W tych trudnych dla całego społeczeństwa czasach, gdy ludzie są pozamykani w domach, a transport międzynarodowy jest mocno ograniczony, „kluczowe znaczenie ma zapewnienie pewnych, bezpiecznych i wystarczających dostaw zdrowej lokalnej żywności dla całej populacji”. I tu można liczyć na rolników, ale trzeba wyciągnąć do nich rękę.
Dodajmy, że ten kryzys jest okazją, aby zrobić następny krok na drodze do transformacji naszego modelu gospodarczego, w tym rolnictwa, w odpowiedzi na wielkie wyzwania naszych czasów, katastrofę klimatyczną, utratę bioróżnorodności, erozję gleb.
Dodajmy też, że produkty rolne wysokiej jakości, takie jak produkty rolnictwa ekologicznego, nieskażone pestycydami i bogate w składniki odżywcze, stanowią ważne wsparcie w stymulowaniu systemów odporościowych ludzi w czasie epidemii i powinny być powszechnie dostępne.

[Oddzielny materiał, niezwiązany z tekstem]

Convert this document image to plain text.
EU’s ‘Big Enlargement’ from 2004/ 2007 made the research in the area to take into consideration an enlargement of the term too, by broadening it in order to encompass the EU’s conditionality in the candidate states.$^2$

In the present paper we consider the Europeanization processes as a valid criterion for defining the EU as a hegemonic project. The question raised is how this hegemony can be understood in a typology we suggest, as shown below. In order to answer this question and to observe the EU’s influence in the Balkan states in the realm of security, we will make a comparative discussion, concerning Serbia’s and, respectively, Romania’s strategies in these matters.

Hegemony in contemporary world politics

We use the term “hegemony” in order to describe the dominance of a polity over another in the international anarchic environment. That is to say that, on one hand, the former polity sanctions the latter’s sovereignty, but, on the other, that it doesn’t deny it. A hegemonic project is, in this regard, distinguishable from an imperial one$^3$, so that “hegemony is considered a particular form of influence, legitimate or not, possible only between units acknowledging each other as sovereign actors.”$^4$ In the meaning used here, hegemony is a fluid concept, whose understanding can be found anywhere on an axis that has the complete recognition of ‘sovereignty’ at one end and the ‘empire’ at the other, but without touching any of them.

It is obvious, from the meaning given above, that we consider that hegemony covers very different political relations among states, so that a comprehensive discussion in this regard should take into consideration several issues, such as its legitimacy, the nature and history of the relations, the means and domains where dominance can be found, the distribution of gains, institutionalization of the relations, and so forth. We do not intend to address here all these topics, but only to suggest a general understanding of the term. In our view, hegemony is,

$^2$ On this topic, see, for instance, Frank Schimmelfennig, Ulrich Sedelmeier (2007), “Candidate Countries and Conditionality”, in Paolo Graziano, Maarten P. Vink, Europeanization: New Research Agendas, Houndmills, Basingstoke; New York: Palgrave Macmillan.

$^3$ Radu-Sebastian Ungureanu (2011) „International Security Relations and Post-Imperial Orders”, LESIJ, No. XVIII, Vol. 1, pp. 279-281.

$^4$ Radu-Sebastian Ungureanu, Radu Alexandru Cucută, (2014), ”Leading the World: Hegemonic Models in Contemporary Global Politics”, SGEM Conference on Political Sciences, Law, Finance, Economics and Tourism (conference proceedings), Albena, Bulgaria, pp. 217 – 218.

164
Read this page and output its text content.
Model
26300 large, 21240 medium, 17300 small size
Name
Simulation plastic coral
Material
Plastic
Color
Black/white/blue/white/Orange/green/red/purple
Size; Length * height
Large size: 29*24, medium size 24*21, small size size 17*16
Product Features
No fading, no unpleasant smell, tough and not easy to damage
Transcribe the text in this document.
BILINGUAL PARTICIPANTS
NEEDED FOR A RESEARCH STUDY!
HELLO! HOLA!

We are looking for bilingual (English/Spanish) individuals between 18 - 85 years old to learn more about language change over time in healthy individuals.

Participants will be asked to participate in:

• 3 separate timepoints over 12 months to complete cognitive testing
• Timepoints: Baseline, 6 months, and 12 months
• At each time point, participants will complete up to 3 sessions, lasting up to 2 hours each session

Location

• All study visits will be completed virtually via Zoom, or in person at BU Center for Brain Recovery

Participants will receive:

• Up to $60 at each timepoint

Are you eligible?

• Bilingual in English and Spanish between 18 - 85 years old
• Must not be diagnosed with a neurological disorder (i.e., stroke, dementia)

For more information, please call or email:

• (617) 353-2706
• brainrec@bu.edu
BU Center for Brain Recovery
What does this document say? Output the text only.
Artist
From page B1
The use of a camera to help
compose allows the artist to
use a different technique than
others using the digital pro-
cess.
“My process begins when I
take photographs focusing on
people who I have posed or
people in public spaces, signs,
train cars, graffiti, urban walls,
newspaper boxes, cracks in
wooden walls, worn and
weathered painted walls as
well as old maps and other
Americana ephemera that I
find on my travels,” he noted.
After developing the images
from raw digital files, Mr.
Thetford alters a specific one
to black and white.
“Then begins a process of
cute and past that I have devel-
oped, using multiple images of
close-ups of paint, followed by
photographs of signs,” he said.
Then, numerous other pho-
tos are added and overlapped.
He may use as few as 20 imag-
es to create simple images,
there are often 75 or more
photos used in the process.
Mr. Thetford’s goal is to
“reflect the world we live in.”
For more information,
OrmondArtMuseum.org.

Rolników, którzy produkują taką żywność, polskie władze powinny otoczyć szczególną ochroną, bo ich liczba z roku na rok maleje. Pozostałe gospodarstwa rodzinne władze powinny zachęcić finansowo i doradczo, aby rolnicy i rolniczki wykorzystali te kryzysowe czasy na zdobywanie wiedzy i przygotowanie ich gospodarstw do produkcji agroekologicznej, z poszanowaniem ekosystemów, gleby, a także zdrowia – własnego, rodziny rolnika, pracowników i konsumentów.
Solidaryzujemy się z apelem organizacji La Via Campesina:
W trakcie ogromnego kryzysu, którego doświadczają w tej chwili Europa i cały świat z powodu epidemii COVID-19, po raz kolejny kluczowymi kwestiami stają się transformacja naszego modelu gospodarczego i znaczenie suwerenności żywnościowej. Teraz, bardziej niż kiedykolwiek przedtem, Europejska Koordynacja Via Campesina (ECVC) wraz z tysiącami rolników i rolniczek prowadzących rodzinne gospodarstwa w całej Europie, których reprezentuje, chce podkreślić, że chłopi, mali i średni rolnicy oraz pracownicy rolni, są tutaj i są gotowi. Będziemy nadal z poczuciem odpowiedzialności wypełniać nasze najważniejsze zobowiązanie wobec społeczności Europy – produkować zdrową i świeżą żywność.